Tourist Information Office, St Aldate’s, Oxford, OX1 1DY. 0865 726871.
(posted Nov 2011): Oxford (0865 246373).
Oxford certainly lays claim to being the second senior university, the Sorbonne in Paris being the first. What is much less certain are the early beginnings of the city. Fragments of Roman and early Saxon inhabitants have been unearthed and there are some far-fetched stories about the legendary King Memphric founding it, and if it was not him it must have been Alfred the Great. St Frideswides gets the majority vote from the historians as having founded a nunnery after she refused to marry. The town then grew up around the nunnery after she died early in the eighth century.
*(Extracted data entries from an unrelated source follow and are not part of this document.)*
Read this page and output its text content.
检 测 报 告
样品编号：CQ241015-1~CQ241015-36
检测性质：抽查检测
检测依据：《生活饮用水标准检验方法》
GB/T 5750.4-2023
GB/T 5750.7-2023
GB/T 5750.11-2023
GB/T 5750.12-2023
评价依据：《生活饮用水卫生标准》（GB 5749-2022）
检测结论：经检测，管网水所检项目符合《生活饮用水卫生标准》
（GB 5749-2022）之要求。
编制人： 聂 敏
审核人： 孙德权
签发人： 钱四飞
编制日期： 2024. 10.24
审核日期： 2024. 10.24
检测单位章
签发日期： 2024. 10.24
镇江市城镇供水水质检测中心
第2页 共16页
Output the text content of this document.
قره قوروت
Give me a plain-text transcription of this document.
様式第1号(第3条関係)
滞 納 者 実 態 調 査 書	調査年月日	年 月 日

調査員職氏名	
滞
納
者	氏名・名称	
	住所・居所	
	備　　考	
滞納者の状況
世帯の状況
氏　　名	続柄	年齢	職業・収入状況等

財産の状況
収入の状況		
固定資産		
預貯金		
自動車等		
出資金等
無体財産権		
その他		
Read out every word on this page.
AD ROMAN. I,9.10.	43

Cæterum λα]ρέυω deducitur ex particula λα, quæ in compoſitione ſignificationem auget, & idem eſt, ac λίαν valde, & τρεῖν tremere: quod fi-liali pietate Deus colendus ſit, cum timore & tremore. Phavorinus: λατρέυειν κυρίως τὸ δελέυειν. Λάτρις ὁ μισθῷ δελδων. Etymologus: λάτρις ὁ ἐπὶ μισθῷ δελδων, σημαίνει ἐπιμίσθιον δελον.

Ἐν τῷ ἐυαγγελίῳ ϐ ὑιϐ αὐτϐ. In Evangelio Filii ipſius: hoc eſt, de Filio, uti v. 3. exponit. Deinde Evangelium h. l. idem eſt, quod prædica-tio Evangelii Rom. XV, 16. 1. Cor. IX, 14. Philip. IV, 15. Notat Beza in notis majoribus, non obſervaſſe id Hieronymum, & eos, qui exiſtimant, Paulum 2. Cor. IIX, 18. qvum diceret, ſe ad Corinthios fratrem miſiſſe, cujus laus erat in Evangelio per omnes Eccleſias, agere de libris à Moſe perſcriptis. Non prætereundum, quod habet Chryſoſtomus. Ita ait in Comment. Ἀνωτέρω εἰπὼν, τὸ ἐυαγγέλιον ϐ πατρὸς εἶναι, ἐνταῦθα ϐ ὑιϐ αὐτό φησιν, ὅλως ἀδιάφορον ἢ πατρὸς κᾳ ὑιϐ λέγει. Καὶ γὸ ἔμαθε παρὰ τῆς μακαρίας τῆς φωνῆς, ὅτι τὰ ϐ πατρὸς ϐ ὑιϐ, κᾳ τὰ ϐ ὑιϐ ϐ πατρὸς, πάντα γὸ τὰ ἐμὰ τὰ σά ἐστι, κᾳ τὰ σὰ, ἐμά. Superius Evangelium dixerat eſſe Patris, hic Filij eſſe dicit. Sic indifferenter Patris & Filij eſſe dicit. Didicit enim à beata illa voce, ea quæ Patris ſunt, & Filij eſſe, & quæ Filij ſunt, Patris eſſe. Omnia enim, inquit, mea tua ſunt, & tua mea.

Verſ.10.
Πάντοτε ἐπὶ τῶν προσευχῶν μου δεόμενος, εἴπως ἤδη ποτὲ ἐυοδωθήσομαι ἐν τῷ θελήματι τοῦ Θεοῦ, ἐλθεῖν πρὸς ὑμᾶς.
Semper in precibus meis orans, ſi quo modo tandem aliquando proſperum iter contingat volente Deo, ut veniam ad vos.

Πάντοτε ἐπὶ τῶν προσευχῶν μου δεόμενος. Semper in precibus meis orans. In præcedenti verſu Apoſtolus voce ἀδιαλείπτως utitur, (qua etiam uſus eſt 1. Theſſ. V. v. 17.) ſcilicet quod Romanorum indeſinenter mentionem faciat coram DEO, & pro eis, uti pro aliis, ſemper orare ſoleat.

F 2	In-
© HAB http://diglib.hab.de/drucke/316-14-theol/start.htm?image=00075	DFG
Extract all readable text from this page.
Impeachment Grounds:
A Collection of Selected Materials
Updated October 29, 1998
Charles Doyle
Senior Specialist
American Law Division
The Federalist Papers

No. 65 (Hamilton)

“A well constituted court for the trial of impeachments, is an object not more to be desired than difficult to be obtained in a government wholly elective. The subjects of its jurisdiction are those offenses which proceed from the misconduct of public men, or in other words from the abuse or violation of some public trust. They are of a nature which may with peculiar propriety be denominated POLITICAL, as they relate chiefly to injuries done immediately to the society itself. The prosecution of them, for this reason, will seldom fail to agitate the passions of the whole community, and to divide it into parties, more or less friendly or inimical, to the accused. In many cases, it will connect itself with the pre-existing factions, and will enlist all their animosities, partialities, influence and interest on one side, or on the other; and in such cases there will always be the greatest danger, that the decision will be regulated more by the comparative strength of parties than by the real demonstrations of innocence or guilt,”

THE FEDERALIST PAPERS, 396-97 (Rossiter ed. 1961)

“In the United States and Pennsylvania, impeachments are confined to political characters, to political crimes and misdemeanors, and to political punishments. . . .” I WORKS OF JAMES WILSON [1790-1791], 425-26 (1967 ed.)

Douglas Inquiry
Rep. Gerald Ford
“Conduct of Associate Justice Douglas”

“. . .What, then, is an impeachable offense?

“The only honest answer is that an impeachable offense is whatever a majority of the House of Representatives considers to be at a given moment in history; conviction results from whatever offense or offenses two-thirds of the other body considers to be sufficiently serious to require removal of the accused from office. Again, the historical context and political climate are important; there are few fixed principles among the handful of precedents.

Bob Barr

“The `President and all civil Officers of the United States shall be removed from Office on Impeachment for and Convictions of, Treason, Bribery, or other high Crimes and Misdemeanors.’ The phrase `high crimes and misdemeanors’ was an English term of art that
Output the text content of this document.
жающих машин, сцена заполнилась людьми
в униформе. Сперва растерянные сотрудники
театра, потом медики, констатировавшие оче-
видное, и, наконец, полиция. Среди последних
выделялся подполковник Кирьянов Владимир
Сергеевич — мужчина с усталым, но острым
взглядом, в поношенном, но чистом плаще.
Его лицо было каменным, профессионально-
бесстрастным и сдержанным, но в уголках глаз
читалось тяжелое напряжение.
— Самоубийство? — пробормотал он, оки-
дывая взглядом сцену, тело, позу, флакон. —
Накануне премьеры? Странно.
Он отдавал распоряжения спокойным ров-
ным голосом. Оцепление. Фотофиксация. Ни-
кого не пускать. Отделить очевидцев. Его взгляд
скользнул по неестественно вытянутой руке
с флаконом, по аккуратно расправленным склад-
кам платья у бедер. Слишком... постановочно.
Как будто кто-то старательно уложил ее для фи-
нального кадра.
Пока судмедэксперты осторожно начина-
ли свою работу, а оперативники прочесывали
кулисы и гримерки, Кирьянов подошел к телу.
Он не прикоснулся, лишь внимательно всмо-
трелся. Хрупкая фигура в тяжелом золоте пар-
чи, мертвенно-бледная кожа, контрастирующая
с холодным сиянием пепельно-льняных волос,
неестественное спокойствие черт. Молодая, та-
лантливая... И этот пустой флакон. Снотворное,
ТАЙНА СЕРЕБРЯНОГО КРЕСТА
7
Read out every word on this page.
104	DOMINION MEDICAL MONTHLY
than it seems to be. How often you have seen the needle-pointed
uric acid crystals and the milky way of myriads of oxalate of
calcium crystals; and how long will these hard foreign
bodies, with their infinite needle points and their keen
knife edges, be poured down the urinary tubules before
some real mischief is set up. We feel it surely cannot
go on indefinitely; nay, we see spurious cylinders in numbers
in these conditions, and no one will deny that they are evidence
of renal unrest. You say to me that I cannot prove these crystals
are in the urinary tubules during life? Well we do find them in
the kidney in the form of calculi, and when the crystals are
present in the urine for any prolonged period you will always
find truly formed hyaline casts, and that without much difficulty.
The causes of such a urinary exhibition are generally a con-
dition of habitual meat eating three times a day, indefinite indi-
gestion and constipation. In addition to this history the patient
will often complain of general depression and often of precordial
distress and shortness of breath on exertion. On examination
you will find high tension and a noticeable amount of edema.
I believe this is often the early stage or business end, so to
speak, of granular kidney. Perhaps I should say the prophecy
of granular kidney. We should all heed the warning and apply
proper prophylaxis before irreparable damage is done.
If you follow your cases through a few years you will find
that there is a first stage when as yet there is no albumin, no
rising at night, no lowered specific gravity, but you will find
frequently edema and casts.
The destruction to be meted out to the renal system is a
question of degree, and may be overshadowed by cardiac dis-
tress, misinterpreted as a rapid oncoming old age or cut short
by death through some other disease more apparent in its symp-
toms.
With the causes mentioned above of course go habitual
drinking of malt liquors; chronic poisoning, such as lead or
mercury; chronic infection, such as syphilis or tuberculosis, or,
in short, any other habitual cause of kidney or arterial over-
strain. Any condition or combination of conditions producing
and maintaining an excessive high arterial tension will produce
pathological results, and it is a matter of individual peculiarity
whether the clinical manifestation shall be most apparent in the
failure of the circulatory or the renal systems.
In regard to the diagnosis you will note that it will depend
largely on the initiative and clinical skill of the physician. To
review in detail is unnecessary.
Edward the Elder, in AD912, ‘held Lundenbyrg (London) and Oxnaford and all the lands that were pertaining thereto’. It was called Oxnaford because it was the place at which the ox-drovers forded the River Thames and then congregated at the four-forked crossroads which, in Old French, was carrefour. That name was altered to Carfax, which is the traditional centre of the city. The Danes attacked Oxford, Canute and Harold I held their councils in it and the Norman governor, Robert D’Oyly, built a fortified castle and, within the castle walls, the collegiate Church of St George. By the time of the Domesday survey it was a trading centre of standing, with its own mint and a weaving guild with a royal charter.
The great days of growth for Oxford were in the twelfth and thirteenth centuries. Henry II as a reprisal against France for harbouring Thomas a Becket, the exiled Archbishop of Canter-bury, ordered all English scholars to return home. Many went to Oxford because there were already a number of lecturers there teaching the wandering scholars from Europe. The first Chancellor of the University was appointed in 1214. Several parliaments were held in the town including the ‘Mad Parliament’ with its Provisions of Oxford, when Simon de Montfort and twenty-three barons signed Provisions which limited the power of the throne. Henry VIII created a bishopric of Oxford with its cathedral at Christ Church and it was there Bishops Ridley, Latimer and Cranmer were martyred. During the Civil War Oxford became the royal capital. Within five years Oliver Cromwell, a man of Cambridge, became Chancellor of the University (1651-7) but it was Gilbert Sheldon his successor, who restored the University to a more settled existence – he left behind him the Sheldonian Theatre where the business of the University and many of the ceremonies are now held.
Most of the colleges and main buildings are within easy walking distance of each other. There is no need to go out to Boar’s Hill to see the ‘dreaming spires’, though it is worth the trip if you have time, but do go up Carfax Tower (open Easter to October). Carfax at the centre of the town is Oxford’s main crossroad. To the east runs the High Street, crossing the River Cherwell at Magdalen Bridge; to the north Cornmarket Street leads to Woodstock and Banbury; west the road goes from Queen Street into Castle Street to Quaking Bridge and over the medieval mill stream, and New Road goes to the railway station; and south St Aldate’s, once called Fish Street, leads to Folly Bridge, and then to Newbury and Abingdon.
The road from the railway station (there is a good service from London Paddington and on to Birmingham and Worcester, but no trains to Cambridge) is not the best introduction to the city. Start at Carfax crossroads. A step away is the information centre and from here begin walking or minibus tours of the colleges and university buildings every day from Easter until October.
If your visit is outside those dates then for a ‘do it yourself tour still go to the Information Centre as it has all sorts of guidebooks, maps and leaflets which will help you on your way. If you are very brave they will also direct you to shops which will hire you a bicycle. Punting and bikes are part of the way of life here, as they are at Cambridge. Oxford’s charm is best appreciated from wandering, perhaps on your own, around the narrow lanes and alleys, looking through arched entrances and into courtyards. Colleges nearly all have a board telling you when you may go in. During term-time it is nearly always in the afternoon, but times do vary, and you are asked to remember that there are those who are there to work and that the colleges are private places, not public parks. Save some time for the river, museums and bookshops, particularly Blackwells, but before you start do look at ‘Daily Information’, a helpful broadsheet listing daily events.